A wave of controversy has erupted in New Jersey as Governor Phil Murphy’s Department of Labor and Workforce Development (NJDOL) moves forward with proposed rule changes that could drastically alter how independent contractors, freelancers, and gig workers are classified. The proposal aims to clarify and codify the application of the so-called “ABC test,” a legal standard with significant ramifications for both workers and employers across the Garden State.
What is the ABC Test?
The ABC test, long applied under New Jersey law, presumes that workers are employees unless the hiring entity can show all three of the following:
(A) The worker is free from control over how the job is performed.

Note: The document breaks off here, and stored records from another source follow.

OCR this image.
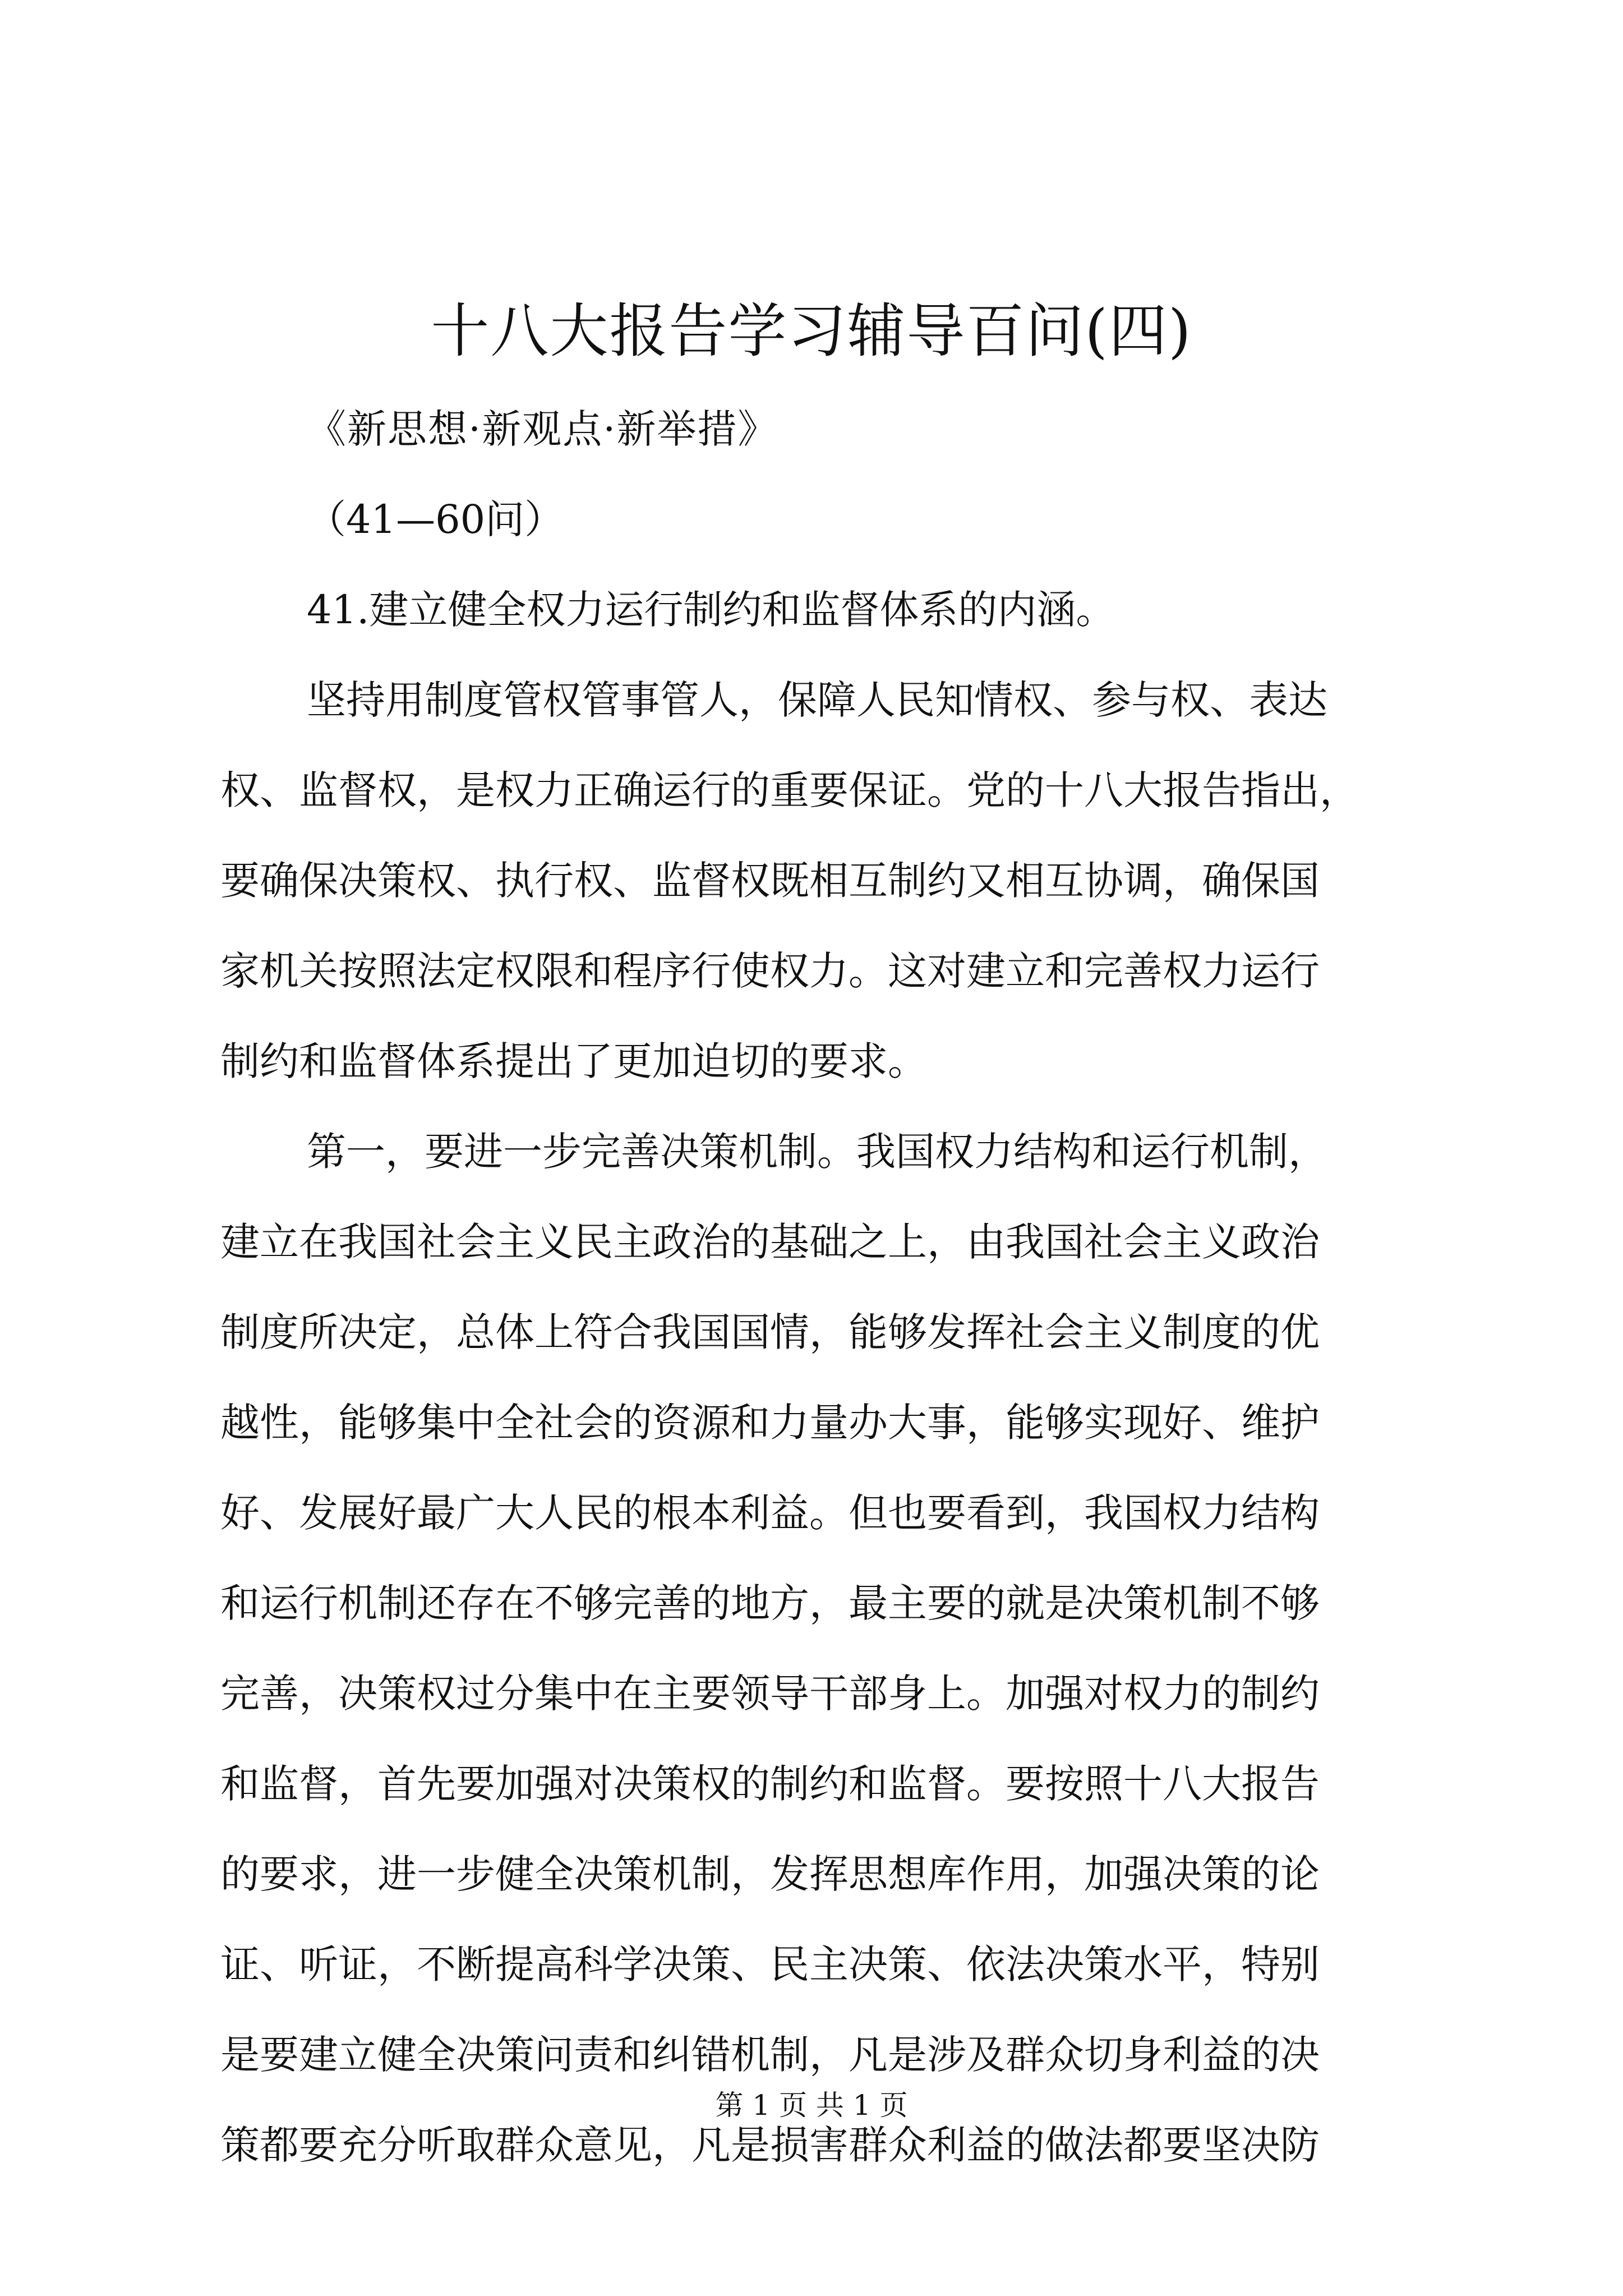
十八大报告学习辅导百问(四)

《新思想·新观点·新举措》

（41—60问）

41.建立健全权力运行制约和监督体系的内涵。

坚持用制度管权管事管人，保障人民知情权、参与权、表达

权、监督权，是权力正确运行的重要保证。党的十八大报告指出，

要确保决策权、执行权、监督权既相互制约又相互协调，确保国

家机关按照法定权限和程序行使权力。这对建立和完善权力运行

制约和监督体系提出了更加迫切的要求。

第一，要进一步完善决策机制。我国权力结构和运行机制，

建立在我国社会主义民主政治的基础之上，由我国社会主义政治

制度所决定，总体上符合我国国情，能够发挥社会主义制度的优

越性，能够集中全社会的资源和力量办大事，能够实现好、维护

好、发展好最广大人民的根本利益。但也要看到，我国权力结构

和运行机制还存在不够完善的地方，最主要的就是决策机制不够

完善，决策权过分集中在主要领导干部身上。加强对权力的制约

和监督，首先要加强对决策权的制约和监督。要按照十八大报告

的要求，进一步健全决策机制，发挥思想库作用，加强决策的论

证、听证，不断提高科学决策、民主决策、依法决策水平，特别

是要建立健全决策问责和纠错机制，凡是涉及群众切身利益的决

策都要充分听取群众意见，凡是损害群众利益的做法都要坚决防

第 1 页 共 1 页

(B) The work is performed outside the usual business or physical location.
(C) The worker is engaged in an independently established trade or business.
Failing any part of this test means the individual is considered an employee, entitled to protections such as minimum wage, unemployment benefits, and paid leave.
What Would the Rule Change Do?
The rule does not invent the ABC test, which has been enforced by courts, but it does specify how each part of the test should be interpreted. The goal, says NJDOL, is to clarify employer obligations, reduce the risk of misclassification, and safeguard both employee rights and legitimate self-employment.
Employers argue that codifying these interpretations could make it very hard to classify workers as independent contractors—even in cases where both parties prefer that arrangement. Meanwhile, state officials contend that the rule is necessary to prevent misclassification, which deprives workers of vital benefits and protections.
Why Is This Change So Alarming?
State Republican leaders, including Senator Carmen Amato Jr., Assemblyman Brian Rumpf, and Assemblyman Greg Myhre, have urged the Department of Labor to abandon the proposed rule. In their letter to Commissioner Robert Asaro-Angelo, they cite over 50 letters from constituents warning that enacting N.J.A.C. 12:11 would threaten the livelihoods of hundreds of thousands of independent workers statewide. They point to California’s AB 5 law, which led to massive upheaval and forced carve-outs for certain sectors after tens of thousands of freelancers and gig workers were upended by the strict classification.
What’s Next?
The public comment period on the proposed rule runs through the summer, and both sides are pressing their case. As Commissioner Asaro-Angelo stated, such productive input will be taken seriously for “thoughtful and thorough consideration” by the Department. The debate underscores the tension between worker protections and the flexibility of modern gig work—an issue showing no signs of quietly resolving.